The employee appealed, contending, among other things, that the district court erred by applying the McDonnell Douglas standard instead of the more lenient “motivating factor” test to her gender and age discrimination and retaliation claims.
On July 16, 2018, in an unpublished opinion, the Eleventh Circuit affirmed summary judgment of the employee’s ADEA, Title VII retaliation, and hostile worker environment claims, but it reversed on her gender discrimination claim and remanded for consideration under the motivating-factor standard.
ADEA’s federal-sector provision. As to the employee’s age discrimination claim, the appeals court noted that the ADEA’s federal sector provision states in relevant part that “[a]ll personnel actions affecting employees or applicants for employment who are at least 40 years of age shall be made free from any discrimination based on age.” The employee asserted that this particular framing, which, unlike the private-sector provision, requires that employment decisions be made “free from any discrimination” based on age, requires a different result than in the Supreme Court’s decision in Gross v. FBL Financial Services, Inc. (2006), and should be read to encompass a motivating-factor, rather than the but-for causation standard established in Gross.
While the Eleventh Circuit characterized the employee’s argument as “not insubstantial,” it was nonetheless foreclosed by existing precedent in Trask v. Secretary, Department of Veterans Affairs, in which the appeals court applied the McDonnell Douglas standard to an ADEA claim brought by two other federal government employees who had worked at the same facility where the plaintiff worked; they also made many of the same allegations. The court was bound by prior precedent.

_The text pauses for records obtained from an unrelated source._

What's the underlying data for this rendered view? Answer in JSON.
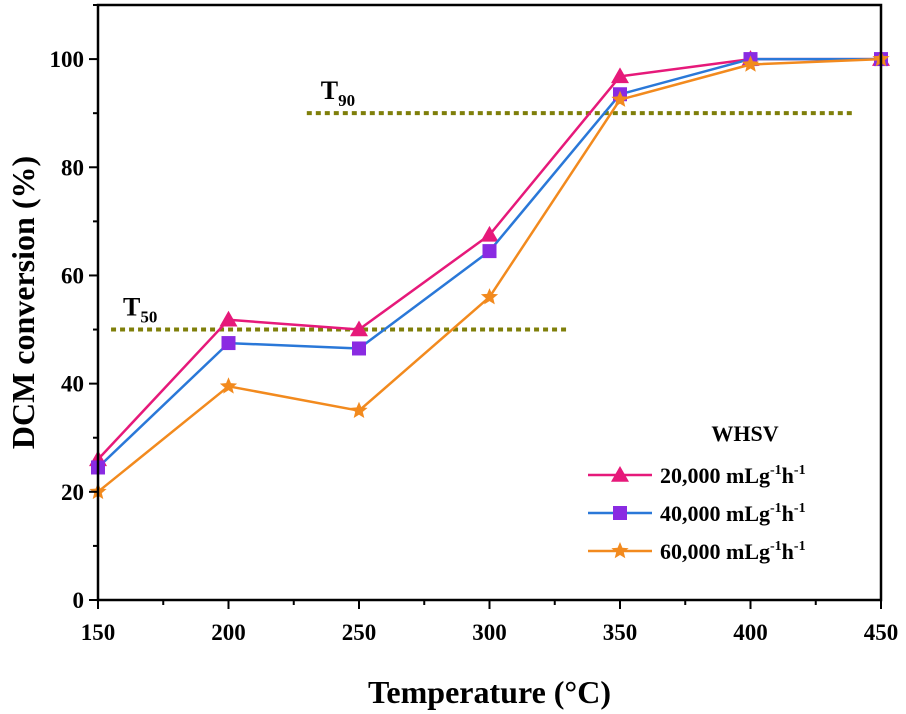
{
  "chart_data": {
    "type": "line",
    "xlabel": "Temperature (°C)",
    "ylabel": "DCM conversion (%)",
    "xlim": [
      150,
      450
    ],
    "ylim": [
      0,
      110
    ],
    "xticks": [
      150,
      200,
      250,
      300,
      350,
      400,
      450
    ],
    "yticks": [
      0,
      20,
      40,
      60,
      80,
      100
    ],
    "grid": false,
    "legend_title": "WHSV",
    "legend_position": "bottom-right",
    "x": [
      150,
      200,
      250,
      300,
      350,
      400,
      450
    ],
    "series": [
      {
        "name": "20,000 mLg⁻¹h⁻¹",
        "name_base": "20,000 mLg",
        "name_exp1": "-1",
        "name_mid": "h",
        "name_exp2": "-1",
        "color": "#e6197a",
        "marker": "triangle",
        "values": [
          26,
          51.8,
          50,
          67.5,
          96.8,
          100,
          100
        ]
      },
      {
        "name": "40,000 mLg⁻¹h⁻¹",
        "name_base": "40,000 mLg",
        "name_exp1": "-1",
        "name_mid": "h",
        "name_exp2": "-1",
        "color": "#2a78d8",
        "marker": "square",
        "values": [
          24.5,
          47.5,
          46.5,
          64.5,
          93.5,
          100,
          100
        ],
        "marker_color": "#8a2be2"
      },
      {
        "name": "60,000 mLg⁻¹h⁻¹",
        "name_base": "60,000 mLg",
        "name_exp1": "-1",
        "name_mid": "h",
        "name_exp2": "-1",
        "color": "#f28a1e",
        "marker": "star",
        "values": [
          20,
          39.5,
          35,
          56,
          92.5,
          99,
          100
        ]
      }
    ],
    "reference_lines": [
      {
        "label_main": "T",
        "label_sub": "50",
        "y": 50,
        "x_start": 155,
        "x_end": 330,
        "color": "#7f7f0a"
      },
      {
        "label_main": "T",
        "label_sub": "90",
        "y": 90,
        "x_start": 230,
        "x_end": 440,
        "color": "#7f7f0a"
      }
    ]
  }
}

Although the panel in Trask did not analyze the linguistic differences between the ADEA’s private- and federal-sector provisions, as the employee asserted, the Eleventh Circuit had also consistently and forcefully rejected the “overlooked reason” exception to its prior precedent rule. Thus, the district court did not err in applying the McDonnell Douglas test to the employee’s ADEA age discrimination claim.

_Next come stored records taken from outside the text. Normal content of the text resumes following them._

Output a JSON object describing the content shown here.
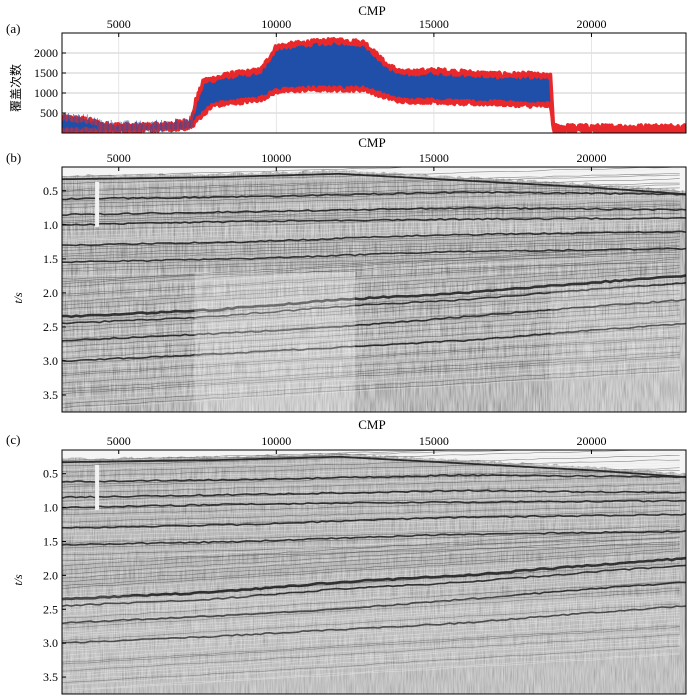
{
  "chart_data": [
    {
      "panel_label": "(a)",
      "type": "line",
      "xlabel": "CMP",
      "ylabel": "覆盖次数",
      "xlim": [
        3200,
        23000
      ],
      "ylim": [
        0,
        2500
      ],
      "x_ticks": [
        5000,
        10000,
        15000,
        20000
      ],
      "y_ticks": [
        500,
        1000,
        1500,
        2000
      ],
      "x_tick_labels": [
        "5000",
        "10000",
        "15000",
        "20000"
      ],
      "y_tick_labels": [
        "500",
        "1000",
        "1500",
        "2000"
      ],
      "grid": true,
      "colors": {
        "band": "#1f4fa8",
        "envelope": "#e8282a"
      },
      "envelope": [
        {
          "x": 3200,
          "upper": 380,
          "lower": 50
        },
        {
          "x": 4000,
          "upper": 320,
          "lower": 60
        },
        {
          "x": 4500,
          "upper": 200,
          "lower": 60
        },
        {
          "x": 5500,
          "upper": 160,
          "lower": 80
        },
        {
          "x": 6500,
          "upper": 200,
          "lower": 100
        },
        {
          "x": 7300,
          "upper": 300,
          "lower": 150
        },
        {
          "x": 7450,
          "upper": 800,
          "lower": 300
        },
        {
          "x": 7700,
          "upper": 1300,
          "lower": 500
        },
        {
          "x": 8000,
          "upper": 1350,
          "lower": 700
        },
        {
          "x": 8500,
          "upper": 1450,
          "lower": 750
        },
        {
          "x": 9000,
          "upper": 1500,
          "lower": 800
        },
        {
          "x": 9500,
          "upper": 1550,
          "lower": 850
        },
        {
          "x": 10000,
          "upper": 2150,
          "lower": 1050
        },
        {
          "x": 11000,
          "upper": 2250,
          "lower": 1100
        },
        {
          "x": 12000,
          "upper": 2300,
          "lower": 1100
        },
        {
          "x": 12800,
          "upper": 2250,
          "lower": 1100
        },
        {
          "x": 13500,
          "upper": 1700,
          "lower": 900
        },
        {
          "x": 14000,
          "upper": 1500,
          "lower": 800
        },
        {
          "x": 15000,
          "upper": 1550,
          "lower": 800
        },
        {
          "x": 16000,
          "upper": 1500,
          "lower": 750
        },
        {
          "x": 17000,
          "upper": 1450,
          "lower": 750
        },
        {
          "x": 18000,
          "upper": 1450,
          "lower": 700
        },
        {
          "x": 18700,
          "upper": 1400,
          "lower": 700
        },
        {
          "x": 18800,
          "upper": 150,
          "lower": 60
        },
        {
          "x": 20000,
          "upper": 140,
          "lower": 60
        },
        {
          "x": 21500,
          "upper": 140,
          "lower": 60
        },
        {
          "x": 23000,
          "upper": 150,
          "lower": 60
        }
      ]
    },
    {
      "panel_label": "(b)",
      "type": "heatmap",
      "xlabel": "CMP",
      "ylabel": "t/s",
      "xlim": [
        3200,
        23000
      ],
      "ylim": [
        3.75,
        0.15
      ],
      "x_ticks": [
        5000,
        10000,
        15000,
        20000
      ],
      "y_ticks": [
        0.5,
        1.0,
        1.5,
        2.0,
        2.5,
        3.0,
        3.5
      ],
      "x_tick_labels": [
        "5000",
        "10000",
        "15000",
        "20000"
      ],
      "y_tick_labels": [
        "0.5",
        "1.0",
        "1.5",
        "2.0",
        "2.5",
        "3.0",
        "3.5"
      ],
      "seafloor": [
        [
          3200,
          0.28
        ],
        [
          8000,
          0.25
        ],
        [
          12000,
          0.2
        ],
        [
          16000,
          0.3
        ],
        [
          20000,
          0.4
        ],
        [
          23000,
          0.5
        ]
      ],
      "reflectors": [
        [
          [
            3200,
            0.62
          ],
          [
            10000,
            0.58
          ],
          [
            16000,
            0.52
          ],
          [
            23000,
            0.55
          ]
        ],
        [
          [
            3200,
            0.85
          ],
          [
            10000,
            0.8
          ],
          [
            16000,
            0.75
          ],
          [
            23000,
            0.78
          ]
        ],
        [
          [
            3200,
            1.0
          ],
          [
            9000,
            0.95
          ],
          [
            15000,
            0.92
          ],
          [
            23000,
            0.9
          ]
        ],
        [
          [
            3200,
            1.3
          ],
          [
            9000,
            1.25
          ],
          [
            15000,
            1.15
          ],
          [
            23000,
            1.1
          ]
        ],
        [
          [
            3200,
            1.55
          ],
          [
            9000,
            1.5
          ],
          [
            15000,
            1.4
          ],
          [
            23000,
            1.35
          ]
        ],
        [
          [
            3200,
            2.35
          ],
          [
            8000,
            2.25
          ],
          [
            12000,
            2.1
          ],
          [
            16000,
            2.0
          ],
          [
            20000,
            1.85
          ],
          [
            23000,
            1.75
          ]
        ],
        [
          [
            3200,
            2.45
          ],
          [
            8000,
            2.35
          ],
          [
            12000,
            2.2
          ],
          [
            16000,
            2.1
          ],
          [
            20000,
            1.95
          ],
          [
            23000,
            1.85
          ]
        ],
        [
          [
            3200,
            2.7
          ],
          [
            8000,
            2.6
          ],
          [
            12000,
            2.5
          ],
          [
            16000,
            2.35
          ],
          [
            20000,
            2.2
          ],
          [
            23000,
            2.1
          ]
        ],
        [
          [
            3200,
            3.0
          ],
          [
            8000,
            2.9
          ],
          [
            12000,
            2.8
          ],
          [
            16000,
            2.7
          ],
          [
            20000,
            2.55
          ],
          [
            23000,
            2.45
          ]
        ]
      ]
    },
    {
      "panel_label": "(c)",
      "type": "heatmap",
      "xlabel": "CMP",
      "ylabel": "t/s",
      "xlim": [
        3200,
        23000
      ],
      "ylim": [
        3.75,
        0.15
      ],
      "x_ticks": [
        5000,
        10000,
        15000,
        20000
      ],
      "y_ticks": [
        0.5,
        1.0,
        1.5,
        2.0,
        2.5,
        3.0,
        3.5
      ],
      "x_tick_labels": [
        "5000",
        "10000",
        "15000",
        "20000"
      ],
      "y_tick_labels": [
        "0.5",
        "1.0",
        "1.5",
        "2.0",
        "2.5",
        "3.0",
        "3.5"
      ],
      "seafloor": [
        [
          3200,
          0.28
        ],
        [
          8000,
          0.25
        ],
        [
          12000,
          0.2
        ],
        [
          16000,
          0.3
        ],
        [
          20000,
          0.4
        ],
        [
          23000,
          0.5
        ]
      ],
      "reflectors": [
        [
          [
            3200,
            0.62
          ],
          [
            10000,
            0.58
          ],
          [
            16000,
            0.52
          ],
          [
            23000,
            0.55
          ]
        ],
        [
          [
            3200,
            0.85
          ],
          [
            10000,
            0.8
          ],
          [
            16000,
            0.75
          ],
          [
            23000,
            0.78
          ]
        ],
        [
          [
            3200,
            1.0
          ],
          [
            9000,
            0.95
          ],
          [
            15000,
            0.92
          ],
          [
            23000,
            0.9
          ]
        ],
        [
          [
            3200,
            1.3
          ],
          [
            9000,
            1.25
          ],
          [
            15000,
            1.15
          ],
          [
            23000,
            1.1
          ]
        ],
        [
          [
            3200,
            1.55
          ],
          [
            9000,
            1.5
          ],
          [
            15000,
            1.4
          ],
          [
            23000,
            1.35
          ]
        ],
        [
          [
            3200,
            2.35
          ],
          [
            8000,
            2.25
          ],
          [
            12000,
            2.1
          ],
          [
            16000,
            2.0
          ],
          [
            20000,
            1.85
          ],
          [
            23000,
            1.75
          ]
        ],
        [
          [
            3200,
            2.45
          ],
          [
            8000,
            2.35
          ],
          [
            12000,
            2.2
          ],
          [
            16000,
            2.1
          ],
          [
            20000,
            1.95
          ],
          [
            23000,
            1.85
          ]
        ],
        [
          [
            3200,
            2.7
          ],
          [
            8000,
            2.6
          ],
          [
            12000,
            2.5
          ],
          [
            16000,
            2.35
          ],
          [
            20000,
            2.2
          ],
          [
            23000,
            2.1
          ]
        ],
        [
          [
            3200,
            3.0
          ],
          [
            8000,
            2.9
          ],
          [
            12000,
            2.8
          ],
          [
            16000,
            2.7
          ],
          [
            20000,
            2.55
          ],
          [
            23000,
            2.45
          ]
        ]
      ]
    }
  ]
}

Do Nassar and Gross apply in the federal sector? In her petition for certiorari, the employee framed the issue as whether the Supreme Court’s decisions in University of Texas Southwestern Medical Center. v. Nassar (2013) and Gross interpreting statutory language applicable to the private sector bars the use of the “a factor,” “motivating factor,” or “substantial factor” standard in Title VII and ADEA retaliation cases brought by federal-sector employees under different statutory language. According to the employee, the High Court’s reasoning in earlier cases suggests that the differing statutory language applicable to federal-sector and private-sector claims mandates differing approaches.

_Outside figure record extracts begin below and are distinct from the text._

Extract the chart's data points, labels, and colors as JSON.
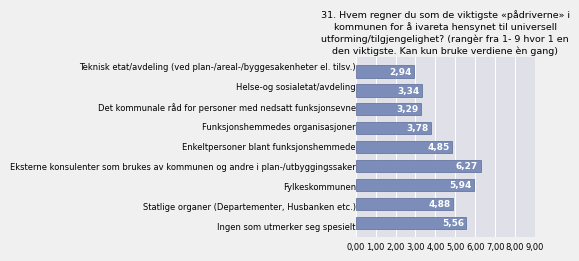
{
  "title": "31. Hvem regner du som de viktigste «pådriverne» i\nkommunen for å ivareta hensynet til universell\nutforming/tilgjengelighet? (rangèr fra 1- 9 hvor 1 en\nden viktigste. Kan kun bruke verdiene èn gang)",
  "categories": [
    "Teknisk etat/avdeling (ved plan-/areal-/byggesakenheter el. tilsv.)",
    "Helse-og sosialetat/avdeling",
    "Det kommunale råd for personer med nedsatt funksjonsevne",
    "Funksjonshemmedes organisasjoner",
    "Enkeltpersoner blant funksjonshemmede",
    "Eksterne konsulenter som brukes av kommunen og andre i plan-/utbyggingssaker",
    "Fylkeskommunen",
    "Statlige organer (Departementer, Husbanken etc.)",
    "Ingen som utmerker seg spesielt"
  ],
  "values": [
    2.94,
    3.34,
    3.29,
    3.78,
    4.85,
    6.27,
    5.94,
    4.88,
    5.56
  ],
  "bar_color": "#7B8DB8",
  "bar_edge_color": "#5A6A98",
  "background_color": "#F0F0F0",
  "plot_background_color": "#E0E0E8",
  "xlim": [
    0,
    9.0
  ],
  "xticks": [
    0.0,
    1.0,
    2.0,
    3.0,
    4.0,
    5.0,
    6.0,
    7.0,
    8.0,
    9.0
  ],
  "xtick_labels": [
    "0,00",
    "1,00",
    "2,00",
    "3,00",
    "4,00",
    "5,00",
    "6,00",
    "7,00",
    "8,00",
    "9,00"
  ],
  "value_fontsize": 6.5,
  "label_fontsize": 6,
  "title_fontsize": 6.8
}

Question narrowed. In granting certiorari, the Supreme Court narrowed the question it will address to reach only the burden of proof in federal-sector age discrimination claims:
“Whether the federal-sector provision of the Age Discrimination in Employment Act of 1967, which provides that personnel actions affecting agency employees aged 40 years or older shall be made free from any ‘discrimination based on age,’ 29 U. S. C. §633a(a), requires a plaintiff to prove that age was a but-for cause of the challenged personnel action.”